TMS utilizes electromagnetic induction to generate weak electric currents. This causes enhancement of the activity in targeted parts of the brain. Repetitive TMS produces changes in synaptic efficacy. These changes enhance LTP processes, which in turn promote learning, and have a long-lasting effect .
TMS systems are currently CE-marked and FDA-cleared for the treatment of clinical depression, with widely accepted safety guidelines already in place. TMS is also undergoing clinical studies for use in various other indications. These include stroke, Parkinson’s Disease, Tinnitus and more. neuroAD uses TMS, combined with targeted Cognitive Training, and is CE-marked for treating mild to moderate Alzheimer’s Disease.
 Fitzgerald PB; Fountain S; Daskalakis J (December 2006). “A comprehensive review of the effects of rTMS on motor cortical excitability and inhibition”. Clinical Neurophysiology 117 (12): 2584–96.
A Closer Look at Long-Term Potentiation (LTP)
Long-Term Potentiation (LTP) is the strengthening, or potentiation, of the connection between two nerve cells (synapses) which lasts for an extended period of time.

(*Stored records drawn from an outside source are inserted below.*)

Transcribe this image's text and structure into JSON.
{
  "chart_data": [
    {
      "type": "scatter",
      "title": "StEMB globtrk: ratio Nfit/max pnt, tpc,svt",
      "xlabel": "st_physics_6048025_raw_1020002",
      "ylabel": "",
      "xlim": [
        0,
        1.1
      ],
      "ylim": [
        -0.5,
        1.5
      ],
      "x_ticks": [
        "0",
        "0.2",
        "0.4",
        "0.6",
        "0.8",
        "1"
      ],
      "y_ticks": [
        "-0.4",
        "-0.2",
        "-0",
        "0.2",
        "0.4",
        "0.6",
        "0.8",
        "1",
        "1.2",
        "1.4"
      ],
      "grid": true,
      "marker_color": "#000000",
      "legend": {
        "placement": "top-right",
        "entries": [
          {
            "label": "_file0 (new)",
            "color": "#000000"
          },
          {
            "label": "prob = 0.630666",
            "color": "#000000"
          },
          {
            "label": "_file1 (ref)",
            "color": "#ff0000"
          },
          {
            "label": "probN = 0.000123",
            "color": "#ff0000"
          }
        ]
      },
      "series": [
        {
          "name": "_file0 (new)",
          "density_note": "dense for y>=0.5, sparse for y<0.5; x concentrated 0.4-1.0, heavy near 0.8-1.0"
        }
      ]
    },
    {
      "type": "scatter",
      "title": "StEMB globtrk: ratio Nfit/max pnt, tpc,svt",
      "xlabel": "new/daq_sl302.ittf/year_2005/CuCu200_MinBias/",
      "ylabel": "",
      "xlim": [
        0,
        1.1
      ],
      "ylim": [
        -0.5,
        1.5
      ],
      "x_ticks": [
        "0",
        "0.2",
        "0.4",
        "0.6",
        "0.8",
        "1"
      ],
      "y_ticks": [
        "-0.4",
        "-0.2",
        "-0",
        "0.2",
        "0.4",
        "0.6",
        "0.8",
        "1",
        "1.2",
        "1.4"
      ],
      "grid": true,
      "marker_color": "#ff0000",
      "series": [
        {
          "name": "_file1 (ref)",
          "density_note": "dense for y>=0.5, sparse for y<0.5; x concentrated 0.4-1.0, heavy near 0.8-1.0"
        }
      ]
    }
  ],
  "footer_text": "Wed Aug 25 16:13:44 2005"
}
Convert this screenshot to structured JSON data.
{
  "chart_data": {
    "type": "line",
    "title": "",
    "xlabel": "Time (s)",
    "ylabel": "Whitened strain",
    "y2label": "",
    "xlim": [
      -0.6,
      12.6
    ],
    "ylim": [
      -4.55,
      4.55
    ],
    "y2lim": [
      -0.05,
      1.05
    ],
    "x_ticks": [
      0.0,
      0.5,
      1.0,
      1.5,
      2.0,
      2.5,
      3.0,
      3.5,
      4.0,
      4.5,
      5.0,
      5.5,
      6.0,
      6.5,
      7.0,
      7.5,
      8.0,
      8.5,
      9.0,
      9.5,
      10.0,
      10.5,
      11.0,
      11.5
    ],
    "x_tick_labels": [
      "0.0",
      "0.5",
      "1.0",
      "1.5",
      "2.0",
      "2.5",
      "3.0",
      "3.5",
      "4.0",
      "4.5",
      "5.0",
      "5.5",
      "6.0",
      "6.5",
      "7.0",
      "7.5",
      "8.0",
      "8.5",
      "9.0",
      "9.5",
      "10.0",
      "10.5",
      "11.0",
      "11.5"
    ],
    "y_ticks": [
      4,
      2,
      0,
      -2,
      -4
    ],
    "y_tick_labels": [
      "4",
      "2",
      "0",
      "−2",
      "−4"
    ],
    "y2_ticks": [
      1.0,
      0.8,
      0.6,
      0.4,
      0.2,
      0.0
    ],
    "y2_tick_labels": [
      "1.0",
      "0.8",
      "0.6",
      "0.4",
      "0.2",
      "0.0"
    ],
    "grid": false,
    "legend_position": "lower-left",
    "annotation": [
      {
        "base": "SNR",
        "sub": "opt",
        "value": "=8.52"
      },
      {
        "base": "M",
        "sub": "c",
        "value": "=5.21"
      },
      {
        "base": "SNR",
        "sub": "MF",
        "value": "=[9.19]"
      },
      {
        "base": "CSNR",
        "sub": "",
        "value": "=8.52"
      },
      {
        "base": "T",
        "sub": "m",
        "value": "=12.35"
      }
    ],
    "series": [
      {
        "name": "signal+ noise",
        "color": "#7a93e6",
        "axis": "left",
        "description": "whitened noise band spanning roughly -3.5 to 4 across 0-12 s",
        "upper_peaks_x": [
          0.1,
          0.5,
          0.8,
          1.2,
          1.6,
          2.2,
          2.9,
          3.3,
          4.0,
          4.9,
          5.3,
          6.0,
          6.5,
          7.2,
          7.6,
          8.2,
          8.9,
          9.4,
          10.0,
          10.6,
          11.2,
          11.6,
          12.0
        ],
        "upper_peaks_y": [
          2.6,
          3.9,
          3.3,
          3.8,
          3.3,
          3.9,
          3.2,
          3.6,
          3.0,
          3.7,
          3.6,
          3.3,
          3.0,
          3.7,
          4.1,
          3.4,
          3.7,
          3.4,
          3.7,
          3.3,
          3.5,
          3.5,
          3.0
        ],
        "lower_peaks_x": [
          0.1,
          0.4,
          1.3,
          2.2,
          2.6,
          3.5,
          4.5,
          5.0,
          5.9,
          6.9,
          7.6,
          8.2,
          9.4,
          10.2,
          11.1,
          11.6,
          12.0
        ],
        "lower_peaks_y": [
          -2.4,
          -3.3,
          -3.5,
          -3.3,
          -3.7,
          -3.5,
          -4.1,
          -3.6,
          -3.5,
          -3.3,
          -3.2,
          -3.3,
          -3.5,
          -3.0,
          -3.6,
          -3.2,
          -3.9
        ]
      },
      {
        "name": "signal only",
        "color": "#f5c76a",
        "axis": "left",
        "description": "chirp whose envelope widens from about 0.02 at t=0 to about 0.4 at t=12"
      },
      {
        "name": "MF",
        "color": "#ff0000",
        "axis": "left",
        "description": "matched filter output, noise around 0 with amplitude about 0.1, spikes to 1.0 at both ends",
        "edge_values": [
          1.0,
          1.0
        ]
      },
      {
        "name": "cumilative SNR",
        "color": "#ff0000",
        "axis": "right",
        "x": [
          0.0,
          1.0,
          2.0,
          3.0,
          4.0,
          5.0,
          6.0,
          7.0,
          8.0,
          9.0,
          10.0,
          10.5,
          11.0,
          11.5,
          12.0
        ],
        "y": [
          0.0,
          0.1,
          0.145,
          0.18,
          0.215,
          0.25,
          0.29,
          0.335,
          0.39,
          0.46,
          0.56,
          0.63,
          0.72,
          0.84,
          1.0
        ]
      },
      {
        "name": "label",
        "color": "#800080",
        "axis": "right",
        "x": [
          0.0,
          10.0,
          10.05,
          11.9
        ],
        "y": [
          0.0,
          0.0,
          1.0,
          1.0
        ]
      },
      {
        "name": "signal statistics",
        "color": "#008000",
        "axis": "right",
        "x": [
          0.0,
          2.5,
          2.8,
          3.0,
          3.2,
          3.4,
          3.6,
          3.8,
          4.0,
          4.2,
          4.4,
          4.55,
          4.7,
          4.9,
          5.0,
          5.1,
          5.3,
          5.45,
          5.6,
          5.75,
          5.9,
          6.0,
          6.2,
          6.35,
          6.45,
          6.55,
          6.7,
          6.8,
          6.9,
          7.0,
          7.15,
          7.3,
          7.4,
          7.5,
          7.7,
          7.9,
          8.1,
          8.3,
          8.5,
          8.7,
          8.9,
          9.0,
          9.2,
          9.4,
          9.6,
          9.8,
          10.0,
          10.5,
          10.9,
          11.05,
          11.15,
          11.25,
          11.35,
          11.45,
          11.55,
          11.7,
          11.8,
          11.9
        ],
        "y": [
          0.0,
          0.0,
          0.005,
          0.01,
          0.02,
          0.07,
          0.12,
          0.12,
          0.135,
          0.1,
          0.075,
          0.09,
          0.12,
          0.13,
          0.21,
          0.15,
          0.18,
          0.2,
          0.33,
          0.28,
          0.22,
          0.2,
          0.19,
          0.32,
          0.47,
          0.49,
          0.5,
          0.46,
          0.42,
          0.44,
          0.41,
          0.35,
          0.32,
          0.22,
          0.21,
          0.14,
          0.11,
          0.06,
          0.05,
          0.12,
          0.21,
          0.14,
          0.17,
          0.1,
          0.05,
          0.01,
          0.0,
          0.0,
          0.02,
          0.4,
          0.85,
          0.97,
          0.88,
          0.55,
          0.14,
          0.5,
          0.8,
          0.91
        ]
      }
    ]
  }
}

Under normal conditions, a neuron activated on one side (synapse) will emit a single pulse on its other end. However, under certain circumstances, a single pulse gives rise to a long lasting event of pulses on the other end. This phenomenon is known as Long-Term Potentiation (LTP).
Discovered and identified by Prof. Eric Kandel, LTP results in greater connectivity between neurons, and is commonly regarded as the cellular basis of memory and learning. Deficits in LTP processes have been shown to lead to impaired cognitive performance, including memory impairment.
LTP declines with age. The LTP mechanism has been shown to be even more impaired in AD patients, as a result of the accumulation of amyloid-β (Aβ), which at high concentration is toxic for the synapses. As such, alteration of the LTP mechanism may in fact represent the first and earliest sign of Alzheimer’s Disease.
Reactivating LTP was shown by Neuronix to reverse the progression of Alzheimer’s Disease.
It has been well-documented that LTP can be induced by applying high frequency stimulation to the neurons. This can be accomplished by applying high-frequency stimulation to nerve cells, such as with TMS, and thus potentially improving learning and memory.
 NeuroReport, 1996 Jan 31st, Vol. 7, Issue 2, Wang et. al
neuroAD is an investigational device currently not commercially available in the United States.
neuroAD is CE-cleared and commercially available for the treatment of mild to moderate Alzheimer’s Disease in Europe.